A successful community must be able to turn challenges into opportunities, to make advantages out of disadvantages. Nothing more clearly demonstrates Tupelo's ability in this regard than what has happened downtown between Front Street and Highway 45 in the last decade and a half.
The first challenge came in the early 1990s, when businesses vacated the old Downtown Mall on East Main Street and the Mall at Barnes Crossing opened. The city was left with a shell of empty buildings downtown. That challenge was quickly turned into an opportunity with a refitting of the mall into the Tupelo Coliseum, which later became the BancorpSouth Arena.
Naysayers complained that it would never work, that it was a waste of taxpayers' money. Thankfully, they didn't carry the day. They've been proven wrong by a successful entertainment, sports, convention and meeting location that has added much to the economy and quality of life of Tupelo, Lee County and Northeast Mississippi.
Development of the coliseum also set the stage for the next conversion of a disadvantage into an advantage. For years private sector leaders had envisioned turning the unused land – dozens of acres – that had once been the county fairgrounds into more productive uses, beginning with a new City Hall as the centerpiece. Eventually that evolved into a bigger, broader vision: A mixed use office, retail, dining and shopping venue, complete with a hotel and convention complex. The Fairpark District concept was born.

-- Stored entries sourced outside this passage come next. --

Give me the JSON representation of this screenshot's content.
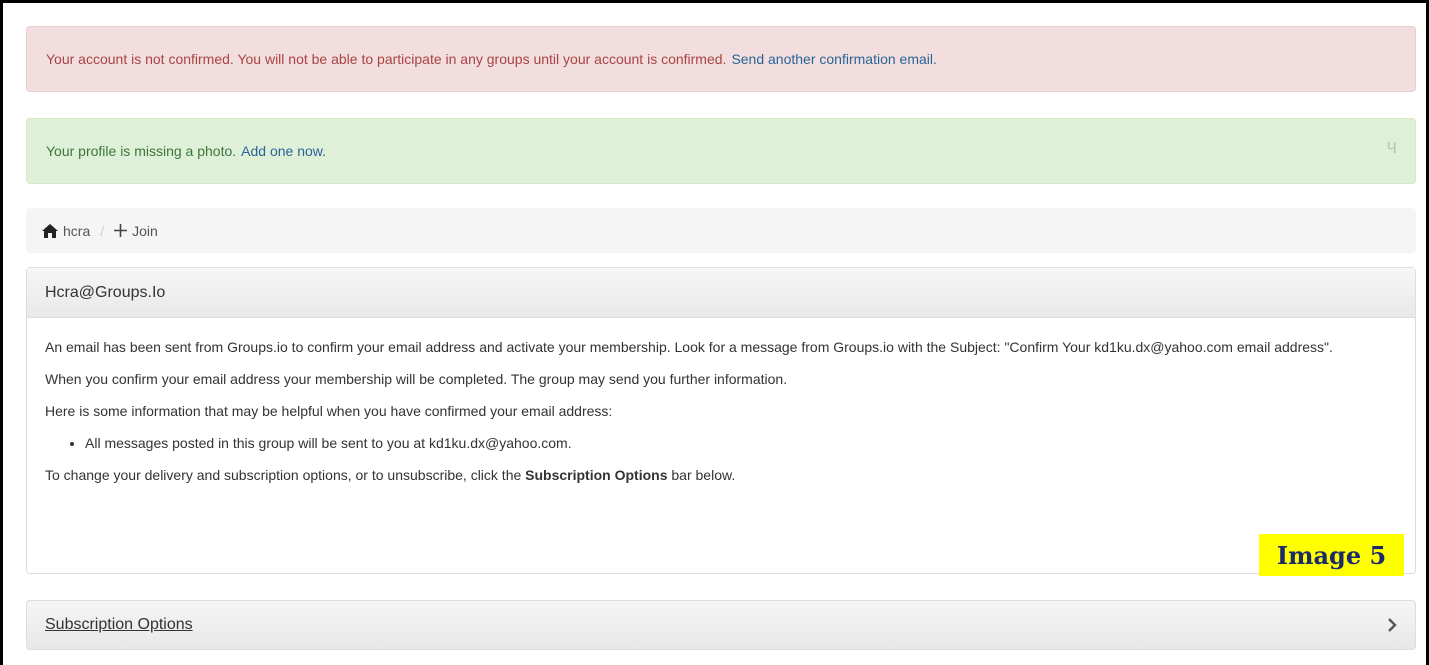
{
  "alerts": {
    "not_confirmed": {
      "text": "Your account is not confirmed. You will not be able to participate in any groups until your account is confirmed.",
      "link": "Send another confirmation email."
    },
    "missing_photo": {
      "text": "Your profile is missing a photo.",
      "link": "Add one now.",
      "close_glyph": "ч"
    }
  },
  "breadcrumb": {
    "home_label": "hcra",
    "join_label": "Join",
    "separator": "/"
  },
  "panel": {
    "title": "Hcra@Groups.Io",
    "para1": "An email has been sent from Groups.io to confirm your email address and activate your membership. Look for a message from Groups.io with the Subject: \"Confirm Your kd1ku.dx@yahoo.com email address\".",
    "para2": "When you confirm your email address your membership will be completed. The group may send you further information.",
    "para3": "Here is some information that may be helpful when you have confirmed your email address:",
    "bullet1": "All messages posted in this group will be sent to you at kd1ku.dx@yahoo.com.",
    "para4_before": "To change your delivery and subscription options, or to unsubscribe, click the",
    "para4_bold": "Subscription Options",
    "para4_after": "bar below."
  },
  "image_label": "Image 5",
  "subscription_bar": {
    "label": "Subscription Options"
  },
  "icons": {
    "home": "home-icon",
    "plus": "plus-icon",
    "chevron": "chevron-right-icon"
  },
  "colors": {
    "danger_bg": "#f2dede",
    "danger_text": "#a94442",
    "success_bg": "#dff0d8",
    "success_text": "#3c763d",
    "link": "#2a6496",
    "label_highlight": "#ffff00"
  }
}
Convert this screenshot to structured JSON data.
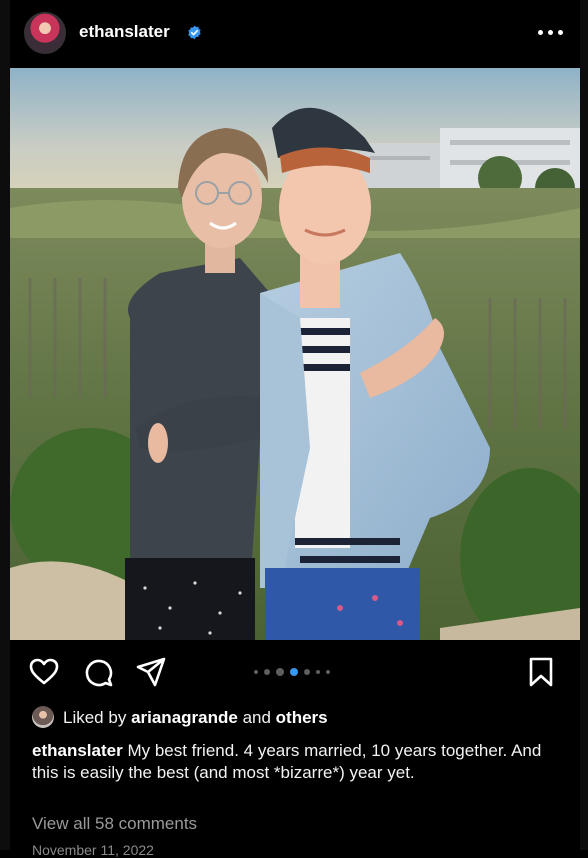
{
  "post": {
    "username": "ethanslater",
    "verified": true,
    "icons": {
      "more": "more-horizontal-icon",
      "like": "heart-icon",
      "comment": "comment-icon",
      "share": "send-icon",
      "save": "bookmark-icon"
    },
    "carousel": {
      "total_dots": 7,
      "active_index": 3,
      "accent": "#3897f0"
    },
    "liked_by": {
      "prefix": "Liked by",
      "user": "arianagrande",
      "joiner": "and",
      "others": "others"
    },
    "caption": {
      "username": "ethanslater",
      "text": "My best friend. 4 years married, 10 years together. And this is easily the best (and most *bizarre*) year yet."
    },
    "comments_link": "View all 58 comments",
    "date": "November 11, 2022"
  },
  "colors": {
    "background": "#000000",
    "text": "#f5f5f5",
    "muted": "#9a9a9a",
    "verified": "#3897f0"
  }
}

Nine years ago, the city issued $22.7 million in bonds to finance the project (without a tax increase), and the results are there for all to see -with much more to come, as detailed in the Sunday Journal by staff writer Carlie Kollath.
Again, the Fairpark vision was not unanimously embraced. Opponents said it wouldn't work, that it was too ambitious, that Tupelo was too small for such an undertaking, that it was an unwise use of public funds. In many communities such opposition would stall and eventually bury a project of Fairpark's scope. A key distinction historically in Tupelo is the willingness to think big, to think long-term and to take the political risks to make things happen.
Everyone who lives and pays taxes in Tupelo should remind themselves as they drive down Main Street and see the development on both sides that this area just a few years ago was largely an unproductive eyesore for the city. It has been transformed into a distinct advantage, not only for downtown, but for the entire city and, by extension, the surrounding region. It will more than pay for itself in increased investment and tax revenue.
It took vision, persistence and patience. From the beginning, its architects talked of a development timeline of 10 years. We are now approaching that, and progress toward fulfilling the complete vision is clearly evident.
Strong communities know that success begets success. They also aren't afraid of challenges that may seem insurmountable in less confident and ambitious places. Tupelo must never lose the can-do attitude that powered this downtown renaissance.